Едва ли это эпатаж, скорее — особенность елизаровского мироощущения. Наверное, когда-то давно, во времена далекого харьковского Мишиного детства, Вселенная по-хулигански надвинула ему панамку на нос, дала подзатыльник и отобрала мороженое. И с тех пор автор, выросший, но так и не снявший ту детскую панамку, мстит, как умеет, этой перекошенной Вселенной. «Чего тут стесняться, когда весь мир создан совершенно не на мой вкус. Береза — тупица, дуб — осел. Речка — идиотка. Облака — кретины». Это, правда, не Михаил Елизаров, а министр-администратор из пьесы Евгения Шварца «Обыкновенное чудо». Елизаров бы выразился покруче.
Вселенская жопотень
Виктор Ерофеев. Акимуды: Роман. М.: РИПОЛ Классик
Действие фантасмагории Виктора Ерофеева происходит в наши дни. Как снег на голову на российскую столицу сваливается посольство страны Акимуды, на карте не обозначенной. Цель гостей — выяснить, можно ли иметь дело с теперешними москвичами или на них надо поставить крест и заняться более перспективным проектом. Федеральные власти озабочены и решают напомнить пришельцам (из рая? из преисподней?), кто в доме хозяин. Однако воевать обычным оружием с «той силой, которая вечно хочет зла и вечно совершает благо» — занятие бессмысленное и опасное…
«Ко мне подозрительно относится интеллигенция, — жалуется в романе лирический герой, похожий на самого автора. — Она ненавидит меня за то, что я не считаю Булгакова великим писателем». Не слишком почтительное отношение к Михаилу Афанасьевичу не мешает романисту, выстраивая сюжет, брать напрокат булгаковскую схему. Посланцы страны Акимуды смахивают на известную делегацию Воланда в Москве 30-х.
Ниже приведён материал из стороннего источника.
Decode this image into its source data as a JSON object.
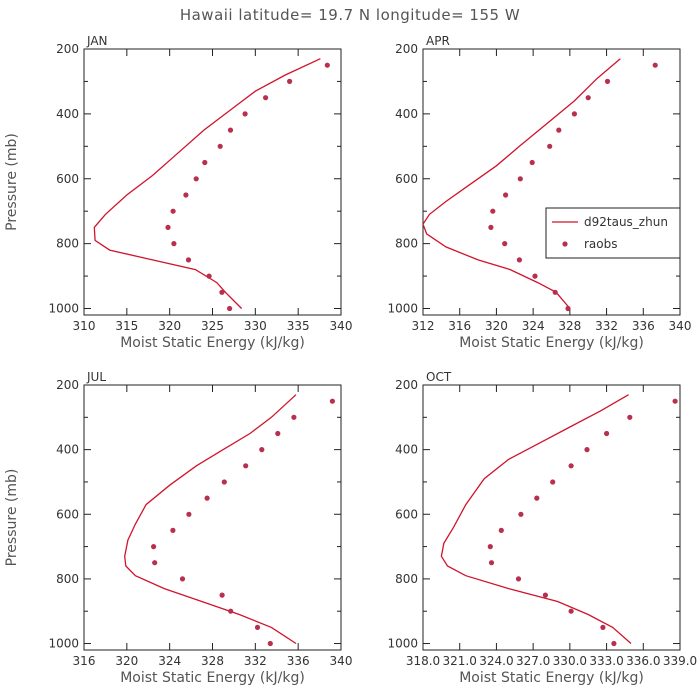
{
  "figure": {
    "title": "Hawaii  latitude= 19.7 N longitude= 155 W",
    "colors": {
      "model": "#d0142c",
      "obs": "#b8304e",
      "frame": "#222222",
      "text": "#555555"
    }
  },
  "chart_data": [
    {
      "type": "line",
      "title": "JAN",
      "xlabel": "Moist Static Energy (kJ/kg)",
      "ylabel": "Pressure (mb)",
      "xlim": [
        310,
        340
      ],
      "ylim": [
        1020,
        200
      ],
      "xticks": [
        "310",
        "315",
        "320",
        "325",
        "330",
        "335",
        "340"
      ],
      "yticks": [
        "200",
        "400",
        "600",
        "800",
        "1000"
      ],
      "series": [
        {
          "name": "d92taus_zhun",
          "style": "line",
          "x": [
            337.6,
            333.5,
            330.0,
            327.0,
            324.0,
            321.0,
            318.0,
            315.0,
            312.5,
            311.2,
            311.3,
            313.0,
            318.0,
            323.0,
            325.5,
            326.5,
            328.4
          ],
          "y": [
            230,
            280,
            330,
            390,
            450,
            520,
            590,
            650,
            710,
            750,
            790,
            820,
            850,
            880,
            920,
            950,
            1000
          ]
        },
        {
          "name": "raobs",
          "style": "markers",
          "x": [
            338.4,
            334.0,
            331.2,
            328.8,
            327.1,
            325.9,
            324.1,
            323.1,
            321.9,
            320.4,
            319.8,
            320.5,
            322.2,
            324.6,
            326.1,
            327.0
          ],
          "y": [
            250,
            300,
            350,
            400,
            450,
            500,
            550,
            600,
            650,
            700,
            750,
            800,
            850,
            900,
            950,
            1000
          ]
        }
      ]
    },
    {
      "type": "line",
      "title": "APR",
      "xlabel": "Moist Static Energy (kJ/kg)",
      "ylabel": "Pressure (mb)",
      "xlim": [
        312,
        340
      ],
      "ylim": [
        1020,
        200
      ],
      "xticks": [
        "312",
        "316",
        "320",
        "324",
        "328",
        "332",
        "336",
        "340"
      ],
      "yticks": [
        "200",
        "400",
        "600",
        "800",
        "1000"
      ],
      "legend": {
        "position": "right",
        "entries": [
          "d92taus_zhun",
          "raobs"
        ]
      },
      "series": [
        {
          "name": "d92taus_zhun",
          "style": "line",
          "x": [
            333.5,
            331.0,
            328.5,
            325.5,
            322.5,
            320.0,
            317.0,
            314.5,
            312.7,
            312.0,
            312.4,
            314.5,
            318.0,
            321.5,
            324.5,
            326.5,
            328.0
          ],
          "y": [
            230,
            290,
            360,
            430,
            500,
            560,
            620,
            670,
            710,
            740,
            770,
            810,
            850,
            880,
            920,
            950,
            1000
          ]
        },
        {
          "name": "raobs",
          "style": "markers",
          "x": [
            337.3,
            332.1,
            330.0,
            328.5,
            326.8,
            325.8,
            323.9,
            322.6,
            321.0,
            319.6,
            319.4,
            320.9,
            322.5,
            324.2,
            326.4,
            327.8
          ],
          "y": [
            250,
            300,
            350,
            400,
            450,
            500,
            550,
            600,
            650,
            700,
            750,
            800,
            850,
            900,
            950,
            1000
          ]
        }
      ]
    },
    {
      "type": "line",
      "title": "JUL",
      "xlabel": "Moist Static Energy (kJ/kg)",
      "ylabel": "Pressure (mb)",
      "xlim": [
        316,
        340
      ],
      "ylim": [
        1020,
        200
      ],
      "xticks": [
        "316",
        "320",
        "324",
        "328",
        "332",
        "336",
        "340"
      ],
      "yticks": [
        "200",
        "400",
        "600",
        "800",
        "1000"
      ],
      "series": [
        {
          "name": "d92taus_zhun",
          "style": "line",
          "x": [
            335.8,
            333.5,
            331.5,
            329.0,
            326.5,
            324.0,
            321.8,
            320.8,
            320.1,
            319.8,
            319.9,
            320.8,
            323.5,
            327.0,
            330.5,
            333.5,
            335.8
          ],
          "y": [
            230,
            300,
            350,
            400,
            450,
            510,
            570,
            630,
            680,
            730,
            760,
            790,
            830,
            870,
            910,
            950,
            1000
          ]
        },
        {
          "name": "raobs",
          "style": "markers",
          "x": [
            339.2,
            335.6,
            334.1,
            332.6,
            331.1,
            329.1,
            327.5,
            325.8,
            324.3,
            322.5,
            322.6,
            325.2,
            328.9,
            329.7,
            332.2,
            333.4
          ],
          "y": [
            250,
            300,
            350,
            400,
            450,
            500,
            550,
            600,
            650,
            700,
            750,
            800,
            850,
            900,
            950,
            1000
          ]
        }
      ]
    },
    {
      "type": "line",
      "title": "OCT",
      "xlabel": "Moist Static Energy (kJ/kg)",
      "ylabel": "Pressure (mb)",
      "xlim": [
        318,
        339
      ],
      "ylim": [
        1020,
        200
      ],
      "xticks": [
        "318.0",
        "321.0",
        "324.0",
        "327.0",
        "330.0",
        "333.0",
        "336.0",
        "339.0"
      ],
      "yticks": [
        "200",
        "400",
        "600",
        "800",
        "1000"
      ],
      "series": [
        {
          "name": "d92taus_zhun",
          "style": "line",
          "x": [
            334.8,
            332.5,
            330.0,
            327.5,
            325.0,
            323.0,
            321.5,
            320.5,
            319.7,
            319.5,
            320.0,
            321.5,
            325.0,
            329.0,
            331.5,
            333.5,
            335.0
          ],
          "y": [
            230,
            280,
            330,
            380,
            430,
            490,
            570,
            640,
            690,
            730,
            760,
            790,
            830,
            870,
            910,
            950,
            1000
          ]
        },
        {
          "name": "raobs",
          "style": "markers",
          "x": [
            338.6,
            334.9,
            333.0,
            331.4,
            330.1,
            328.6,
            327.3,
            326.0,
            324.4,
            323.5,
            323.6,
            325.8,
            328.0,
            330.1,
            332.7,
            333.6
          ],
          "y": [
            250,
            300,
            350,
            400,
            450,
            500,
            550,
            600,
            650,
            700,
            750,
            800,
            850,
            900,
            950,
            1000
          ]
        }
      ]
    }
  ]
}
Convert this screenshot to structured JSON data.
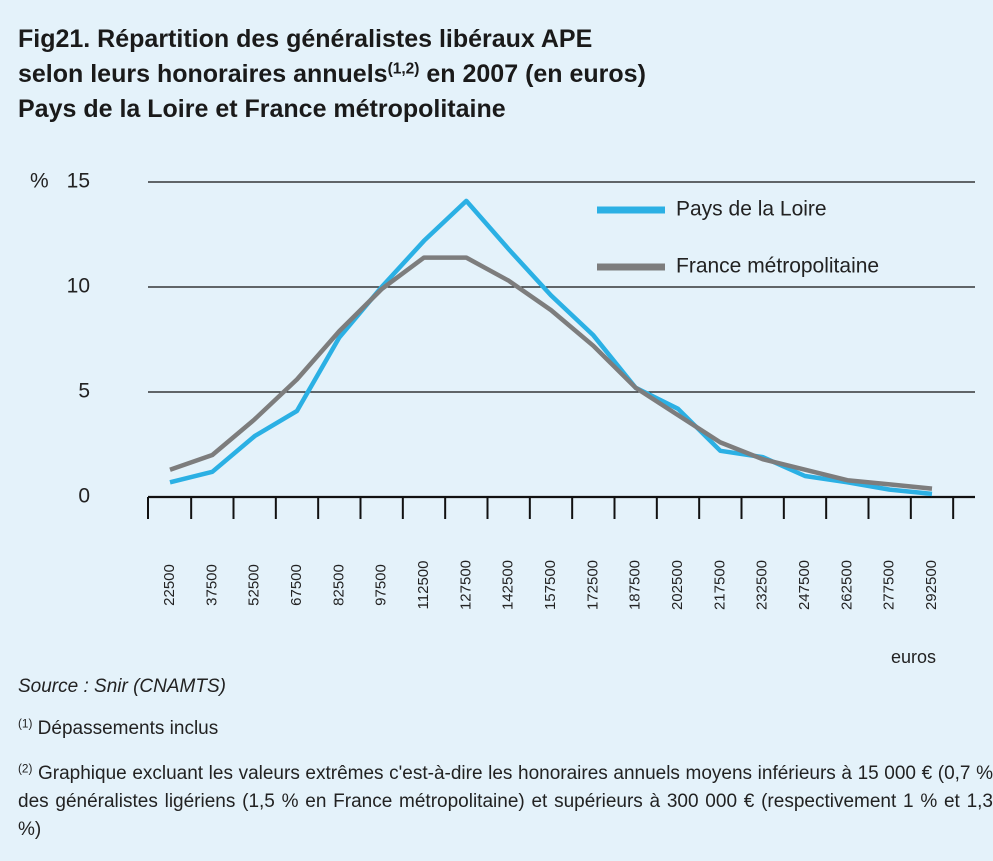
{
  "chart_data": {
    "type": "line",
    "title": [
      "Fig21. Répartition des généralistes libéraux APE",
      "selon leurs honoraires annuels",
      "(1,2)",
      " en 2007 (en euros)",
      "Pays de la Loire et France métropolitaine"
    ],
    "y_label": "%",
    "x_label": "euros",
    "categories": [
      "22500",
      "37500",
      "52500",
      "67500",
      "82500",
      "97500",
      "112500",
      "127500",
      "142500",
      "157500",
      "172500",
      "187500",
      "202500",
      "217500",
      "232500",
      "247500",
      "262500",
      "277500",
      "292500"
    ],
    "series": [
      {
        "name": "Pays de la Loire",
        "color": "#2bb0e4",
        "values": [
          0.7,
          1.2,
          2.9,
          4.1,
          7.6,
          10,
          12.2,
          14.1,
          11.8,
          9.6,
          7.7,
          5.2,
          4.2,
          2.2,
          1.9,
          1.0,
          0.7,
          0.35,
          0.15
        ]
      },
      {
        "name": "France métropolitaine",
        "color": "#7d7d7d",
        "values": [
          1.3,
          2.0,
          3.7,
          5.6,
          7.9,
          9.9,
          11.4,
          11.4,
          10.3,
          8.9,
          7.2,
          5.2,
          3.9,
          2.6,
          1.8,
          1.3,
          0.8,
          0.6,
          0.4
        ]
      }
    ],
    "ylim": [
      0,
      15
    ],
    "yticks": [
      0,
      5,
      10,
      15
    ],
    "grid": true,
    "legend": "upper right",
    "source": "Source : Snir (CNAMTS)",
    "notes": [
      {
        "mark": "(1)",
        "text": " Dépassements inclus"
      },
      {
        "mark": "(2)",
        "text": " Graphique excluant les valeurs extrêmes c'est-à-dire les honoraires annuels moyens inférieurs à 15 000 € (0,7 % des généralistes ligériens (1,5 % en France métropolitaine) et supérieurs à 300 000 € (respectivement 1 % et 1,3 %)"
      }
    ]
  }
}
Черный берет мессира примеряет посол Николай Иванович (он же Акимуд), в роль Иванушки вписывается эфэсбэшник Куроедов, а вакансию Маргариты заполняет любвеобильная девушка Зяблик. Легко догадаться, кто здесь Мастер. «Бог дал мне ум и талант, — напоминает alter ego автора, — обо мне пишут дипломы и диссертации, некоторые иностранные критики объявили меня гением», «в провинции на мои выступления набегает толпа народа», «сколько я раздал автографов? — это население целого города».
Одна из центральных сцен в романе — посольский прием с участием усопших писателей — выглядит ремейком бала у Сатаны. Разница в том, что именитые коллеги выведены под своими именами и описаны с минимальной степенью дружелюбия. Больше всех повезло однофамильцу автора: создатель поэмы «Москва — Петушки» благоразумно не упомянут вовсе (иначе не избежать всегдашней путаницы, так раздражающей романиста). Довольно снисходителен рассказчик к Андрею Вознесенскому. Приветствуя его, автор лишь заметит, что поэт поддался давлению и заменил удачную строку на менее удачную. Упоминая о Василии Аксенове, Ерофеев с укоризной обронит, что «жены всегда подталкивают мужей эмигрировать» и в аксеновском случае все кончилось «семейной катастрофой». Куда меньше повезет в романе прочим известным мертвецам. Скажем, Мандельштама автор приклеит к Сталину (оба «в вальсе несутся через века славной истории, порождая и убивая друг друга»), Пастернака вынудит признаться в глупости и фальши, Набокову подарит пошлый каламбур, Ахматову заставит хвалиться синяками («вы правда любили, когда вас пороли мужчины?») и сообщит, что она и в подметки не годится Платонову, а самого Платонова сведет с Кафкой — для того, чтобы автор «Чевенгура» нелестно отозвался об авторе «Процесса» («Никакой ты не гений, а просто еврей задроченный»), а Кафка надавал Платонову пощечин.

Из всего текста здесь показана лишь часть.